Myth No.2: Taxes will go up.

Yes, Medicare for All will be paid for by a progressive tax and possibly other taxes on the wealthy and financial transactions. For the vast majority of Americans, their costs on health care will drop significantly.

Currently, health insurance costs the average family of four over $12,000 a year from premiums, copays and deductibles.

This will be replaced by an equitable tax based on income and most people will wind up paying far less in new taxes than they are currently paying for all of their healthcare costs.

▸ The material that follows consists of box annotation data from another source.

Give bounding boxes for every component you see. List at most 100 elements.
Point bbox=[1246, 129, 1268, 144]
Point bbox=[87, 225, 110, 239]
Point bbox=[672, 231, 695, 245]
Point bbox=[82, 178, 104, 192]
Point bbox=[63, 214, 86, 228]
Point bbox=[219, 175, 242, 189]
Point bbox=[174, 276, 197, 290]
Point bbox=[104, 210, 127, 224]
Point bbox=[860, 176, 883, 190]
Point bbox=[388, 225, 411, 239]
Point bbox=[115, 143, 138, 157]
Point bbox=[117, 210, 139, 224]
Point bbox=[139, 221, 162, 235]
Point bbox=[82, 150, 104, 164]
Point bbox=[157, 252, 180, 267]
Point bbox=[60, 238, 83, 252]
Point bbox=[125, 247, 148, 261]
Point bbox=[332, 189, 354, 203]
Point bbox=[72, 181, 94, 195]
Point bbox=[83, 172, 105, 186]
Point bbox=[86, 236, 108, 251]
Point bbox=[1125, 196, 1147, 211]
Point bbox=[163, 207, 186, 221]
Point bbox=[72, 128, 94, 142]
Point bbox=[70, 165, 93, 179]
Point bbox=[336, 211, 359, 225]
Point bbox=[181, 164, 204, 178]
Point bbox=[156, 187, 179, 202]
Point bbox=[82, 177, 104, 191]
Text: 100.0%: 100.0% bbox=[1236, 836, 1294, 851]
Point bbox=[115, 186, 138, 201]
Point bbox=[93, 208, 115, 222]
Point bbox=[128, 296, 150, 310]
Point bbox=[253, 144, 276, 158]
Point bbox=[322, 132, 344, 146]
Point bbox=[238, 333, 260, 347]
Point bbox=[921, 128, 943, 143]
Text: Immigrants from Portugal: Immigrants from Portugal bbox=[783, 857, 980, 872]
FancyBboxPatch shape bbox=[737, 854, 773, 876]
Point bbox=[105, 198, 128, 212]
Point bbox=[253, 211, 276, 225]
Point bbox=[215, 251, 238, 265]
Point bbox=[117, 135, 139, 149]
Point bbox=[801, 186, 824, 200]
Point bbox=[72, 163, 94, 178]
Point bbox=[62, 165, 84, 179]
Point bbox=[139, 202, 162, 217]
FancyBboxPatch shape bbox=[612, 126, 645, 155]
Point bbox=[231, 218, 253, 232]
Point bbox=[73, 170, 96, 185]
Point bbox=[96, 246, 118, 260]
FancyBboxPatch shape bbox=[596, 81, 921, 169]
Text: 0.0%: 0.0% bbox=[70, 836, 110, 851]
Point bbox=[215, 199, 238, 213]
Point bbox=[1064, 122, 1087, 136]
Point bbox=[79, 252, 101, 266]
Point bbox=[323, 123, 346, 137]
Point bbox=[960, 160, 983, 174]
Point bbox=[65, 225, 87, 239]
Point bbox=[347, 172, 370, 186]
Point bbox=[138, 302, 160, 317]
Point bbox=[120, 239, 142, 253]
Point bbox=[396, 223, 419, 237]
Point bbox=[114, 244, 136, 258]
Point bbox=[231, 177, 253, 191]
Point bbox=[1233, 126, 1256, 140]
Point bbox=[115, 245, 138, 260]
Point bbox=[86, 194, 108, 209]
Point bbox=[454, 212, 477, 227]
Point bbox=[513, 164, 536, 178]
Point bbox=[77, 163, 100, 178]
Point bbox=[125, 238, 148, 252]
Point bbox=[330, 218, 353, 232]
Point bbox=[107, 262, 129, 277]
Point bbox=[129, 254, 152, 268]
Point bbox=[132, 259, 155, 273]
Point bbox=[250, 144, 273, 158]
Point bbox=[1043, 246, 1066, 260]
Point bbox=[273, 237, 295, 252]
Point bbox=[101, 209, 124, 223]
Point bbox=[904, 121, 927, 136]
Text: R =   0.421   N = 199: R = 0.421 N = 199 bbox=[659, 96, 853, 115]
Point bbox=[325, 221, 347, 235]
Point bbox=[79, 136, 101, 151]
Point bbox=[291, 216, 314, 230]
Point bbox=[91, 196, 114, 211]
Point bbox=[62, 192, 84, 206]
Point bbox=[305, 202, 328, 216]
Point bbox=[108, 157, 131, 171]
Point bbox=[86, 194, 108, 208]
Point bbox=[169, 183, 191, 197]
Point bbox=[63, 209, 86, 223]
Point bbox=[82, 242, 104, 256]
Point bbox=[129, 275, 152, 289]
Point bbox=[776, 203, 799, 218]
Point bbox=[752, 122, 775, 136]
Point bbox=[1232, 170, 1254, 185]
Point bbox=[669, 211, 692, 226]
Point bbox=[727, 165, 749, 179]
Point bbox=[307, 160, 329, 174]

Myth No. 3: We can’t afford it.

Currently, the U.S. pays more than twice as much as most other developed countries and our health outcomes are worse than theirs. These other countries all have a version of single-payer, and if they have any private insurance, they are closely regulated and must be nonprofit.

In other words, we can’t afford NOT to introduce Medicare for All because our current costs are going to keep rising.

Myth No. 4: It’s too disruptive.

Changes in employment or marital status, reaching age 26, or increased income above eligibility thresholds for Medicaid or exchange subsidies currently disrupt coverage for needed care. Improved Medicare for All is cradle to grave coverage that each of us can afford.

Having no cost at the time of service is important to avoid disruptions. Medicare for All is actually less disruptive.

Myth No. 5: We need to take smaller, safer steps.

Incremental steps, such as a Medicaid or Medicare public option, have been proposed by several of the Democratic candidates.

Yet it is putting a Band-Aid on a dirty, infected wound and won’t solve our health-care problems. For-profit insurance companies collude with the drug and large hospital corporations, creating the current extreme costs for health care and gaps in care that are so prevalent in our country.

If we continue private insurance with the public option, two problems emerge. We won’t get the savings we can get from eliminating private insurance and the private insurance companies will cherry pick the healthier people and the public option will not survive.

The improved Medicare for All legislation includes vision, dental, hearing, mental health and long-term care.

It will eliminate the financial burden of premium, deductibles and copays so nobody would ever have to choose between paying their bills and going to the doctor; medical bankruptcy will be a thing of the past.

A reminder: A three-judge panel of the Fifth Circuit Court of Appeals heard oral arguments in early July in the case of Texas v. Azar, a federal lawsuit in which the Trump administration and Republican states attorneys general are trying to kill the Affordable Care Act based on a technicality related to Congress’ removal of the individual mandate tax penalty two years ago. States Battle Over Affordable Care Act in Fifth Circuit. The panel is expected to issue its ruling within months, and an appeal to the Supreme Court or to the Fifth Circuit en banc is expected whatever the panel decides.

The AMA’s focus on making incremental changes to “Obamacare” will be blown away should this case ever make it as far as the U.S. Supreme Court and Chief Justice John Roberts decides that he wants to overturn “Obamacare” on a specious tax argument. The AMA has to hedge its bets.

The nation’s health insurance system would be completely disrupted by such a decision, creating a crisis in which millions of Americans who now enjoy coverage for preexisting conditions, coverage for children to the age of 26, expanded Medicare covered services, and expanded Medicaid eligibility would lose the medical coverage that they now enjoy. Some lives will literally be in jeopardy.

That Supreme Court decision, should it occur, would likely come during the last week of June next year, on the eve of the political parties’ conventions in July. It will lead to a long hot summer of political unrest and protests at those conventions. It will be an inflection point when Americans demand a solution to health insurance coverage that ends this long-running partisan debate once and for all.